Et juste pour cela, parce que tu resteras toujours dans mon coeur, je t'écris pour te dire que je ne t'oublie pas.

Mais ça, tu le sais aussi.

jeudi, 17 juillet 2008

Ô please... (6 months left...)


podcast
 
 
I shall let you leave
I shall stop crying
But I can't help

There is nobody there except space, emptyness...
Everything seems nonsense
But you are still there, in the air, but no more besides me

Ô please, please, let me feel this gap with serenity,
Let my thoughts fly away to you,
But please, don't forget me..

As I won't forget you too,
Even if you are not there any longer

To Phil

jeudi, 03 juillet 2008

Deux mots

J'ai reçu une carte des parents de Philippe, et j'ai pleuré de joies et d'émotions si longtemps contenues.

Je suis heureuse qu'ils aient une pensée pour moi et doute qu'il leur a fallu du temps pour me parler...

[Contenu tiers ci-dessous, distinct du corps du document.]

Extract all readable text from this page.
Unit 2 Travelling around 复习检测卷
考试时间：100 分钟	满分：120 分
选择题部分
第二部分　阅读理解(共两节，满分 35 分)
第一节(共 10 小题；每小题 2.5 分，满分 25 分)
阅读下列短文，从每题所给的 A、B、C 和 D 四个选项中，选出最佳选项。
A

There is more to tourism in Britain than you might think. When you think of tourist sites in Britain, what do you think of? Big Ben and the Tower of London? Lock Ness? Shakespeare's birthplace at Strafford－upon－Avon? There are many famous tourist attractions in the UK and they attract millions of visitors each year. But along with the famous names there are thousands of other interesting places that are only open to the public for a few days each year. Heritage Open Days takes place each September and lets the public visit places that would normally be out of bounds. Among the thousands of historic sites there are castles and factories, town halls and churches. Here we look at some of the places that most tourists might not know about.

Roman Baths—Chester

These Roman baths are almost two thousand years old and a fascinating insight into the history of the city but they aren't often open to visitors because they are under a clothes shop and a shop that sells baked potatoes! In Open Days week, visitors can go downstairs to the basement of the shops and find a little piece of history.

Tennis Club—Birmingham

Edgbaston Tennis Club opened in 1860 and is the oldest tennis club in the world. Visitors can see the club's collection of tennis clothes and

Et puis, mes vacances se précisent : même si cela dépend du prix des billets d'avion, je vais en Pologne voir ce couple d'amis qui nous avaient accompagné à Bruges pour ce fameux we de découverte amoureuse entre Phil et moi et de certitude, de complicité, de couple quoi...

*** 

Y a toujours un soir dans la semaine où je me couche archi trop tard... et aussi où je laisse mes clés d'appartement au boulot, résultat, faut que je revienne, c'est nul !!!

*** 

Bonne nuit mes petits 

dimanche, 22 juin 2008

Can't help

Alors, voilà, le moral en dents de scie depuis le décès de Philippe, me joue vraiment des tours... J'essaie, j'essayais de faire face à tout depuis, mais je dois avouer que c'est loin d'être facile, loin d'être le cas.

Je vous ai écris cette semaine que je souhaitais être heureuse, que je le voulais parce que je crois le mériter, et que je voulais mettre en place des projets vrais qui me pousseraient à aller de l'avant, à positiver, à retrouver ma joie de vivre (que je retrouve par moments !), à continuer de sourire, à rire (c'est dur, c'est dur...),  à faire surface au boulot, à ne pas me laisser avoir par cet autre C qui fait tout pour me faire démissionner d'un job, mais surtout d'une entreprise que j'aime, et de me faire respecter partout où je passe...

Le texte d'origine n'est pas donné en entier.